No documento andrealuciadelimacabral (páginas 47-50)

3 DE FLOR EM FLOR A ÁRVORE AMADURECE: A ESTRUTURA NARRATIVA DE GIROFLÊ, GIROFLÁ

3.3 Chão de saudade: os espaços da narrativa

O espaço, conforme Cândida Gancho, é o lugar onde se passa a ação numa narrativa, podendo ser caracterizado mais detalhadamente em trechos descritivos, ou as referências espaciais podem estar diluídas na narração.

O espaço da memória é talvez o mais representativo da obra, uma vez que o livro se constrói (tal como Dom Casmurro) a partir, e através, das lembranças de Sinval Vilaflor.

A narrativa se passa em uma cidade do interior de Minas Gerais cujo nome não é mencionado, porém constata-se que estabelece uma relação com a crônica intitulada Página de Romance, publicada por Cosette de Alencar no Rodapé

Dominical, do jornal Diário Mercantil, no período de 12 e 13 de fevereiro de 1961.

Neste texto, diferentemente do que fazia com os demais, Cosette de Alencar encerra com a assinatura: das Memórias de Sinval Vilaflor. A citação do personagem de seu livro, já em fase de gênese no período da crônica, nos permite essa aproximação:

À sombra de alguma velha árvore, fico a contemplar Campo Verde, lá em baixo, com suas doze mil almas, sua Rua Direita em pé de moleque e a igreja, horrenda, no alto do Morro do Carvalho. E vejo o rio, amarelento, fugindo por trás do velho armazém da Central, e a linha férrea... Assim de longe parece uma aquarela, tão clara, luminosa e fresca que, de súbito, uma estranha comoção constringe-me a garganta. Sinto os olhos úmidos e reflito que ainda não estarei bem curado... Mas, na verdade, a emoção de agora não se parece em nada com a angústia que ainda a pouco, quando estava na cidade, sufocava-me o peito e derreava-me qualquer coragem (ALENCAR, 1961a, p. 2).

Nota-se que, na obra, Cosette de Alencar faz referência à mesma Rua Direita que aparece na crônica citada:

Vai dar tarde de autógrafos no Sírio e Libanês, regada a bom uísque: para isto, os velhos continuam dando duro na loja da Rua Direita e não desgostam de saber que os lucros das chitas e dos morins vão servir à glória do filho (ALENCAR, 1971a, p. 200).

Essa referência nos sugere constatar que a narrativa da obra deve se passar na cidade de Campo Verde, pois descreve Sinval nesta cidade, assim como menciona a Rua Direita17, que também é muito citada no livro. O próprio protagonista da obra identifica seu espaço como: “triângulo imutável: pensão, repartição e banco da praça” (ALENCAR, 1971a, p. 366).

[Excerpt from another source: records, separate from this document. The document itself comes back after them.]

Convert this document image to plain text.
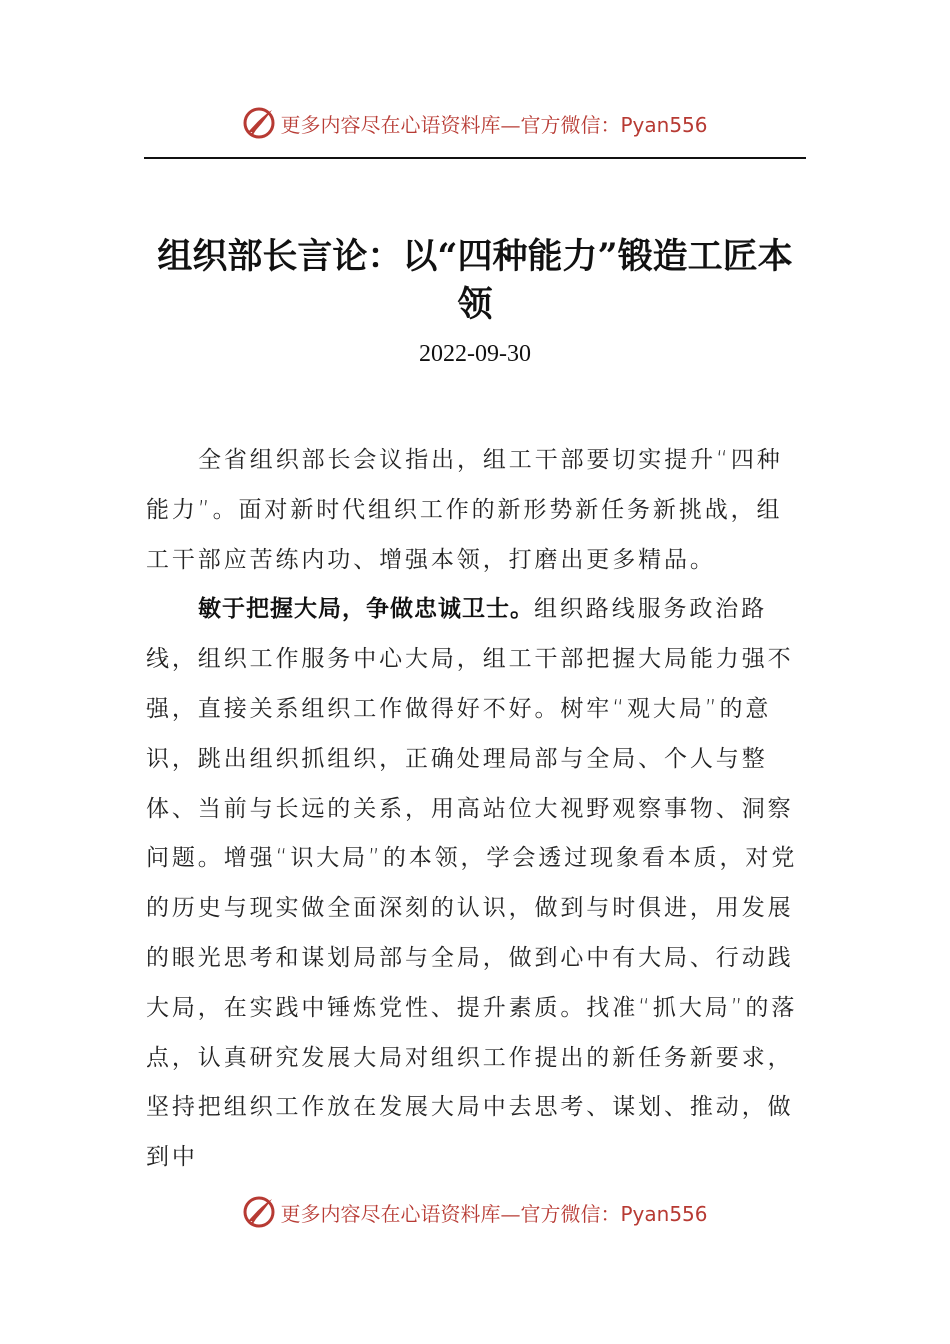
更多内容尽在心语资料库—官方微信：Pyan556
组织部长言论：以“四种能力”锻造工匠本领
2022-09-30

全省组织部长会议指出，组工干部要切实提升“四种能力”。面对新时代组织工作的新形势新任务新挑战，组工干部应苦练内功、增强本领，打磨出更多精品。

敏于把握大局，争做忠诚卫士。组织路线服务政治路线，组织工作服务中心大局，组工干部把握大局能力强不强，直接关系组织工作做得好不好。树牢“观大局”的意识，跳出组织抓组织，正确处理局部与全局、个人与整体、当前与长远的关系，用高站位大视野观察事物、洞察问题。增强“识大局”的本领，学会透过现象看本质，对党的历史与现实做全面深刻的认识，做到与时俱进，用发展的眼光思考和谋划局部与全局，做到心中有大局、行动践大局，在实践中锤炼党性、提升素质。找准“抓大局”的落点，认真研究发展大局对组织工作提出的新任务新要求，坚持把组织工作放在发展大局中去思考、谋划、推动，做到中

更多内容尽在心语资料库—官方微信：Pyan556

Dentro da cidade, não denominada diretamente, tem-se espaços fixos frequentados pelas personagens. O ambiente da pensão de Cacilda era muito tranquilo, localizava-se em uma rua bem sossegada; da janela do seu quarto, Sinval via o céu e as estrelas que o fascinavam, nunca fechava totalmente a janela.

Dentro da pensão, outro espaço explorado na obra é o quarto de Sinval, onde possuía alguns livros, discos, objetos de uso pessoal que já lhe eram dotados de alma, considerados amigos; cada coisa tinha seu lugar próprio e sua história.

Uns poucos livros, alguns discos, objetos de uso pessoal que me parecem, a esta altura, dotados de alma, até amigos. Cada coisa, no quarto, tem seu lugar próprio e encerra, para mim, uma história qualquer (ALENCAR, 1971a, p. 88).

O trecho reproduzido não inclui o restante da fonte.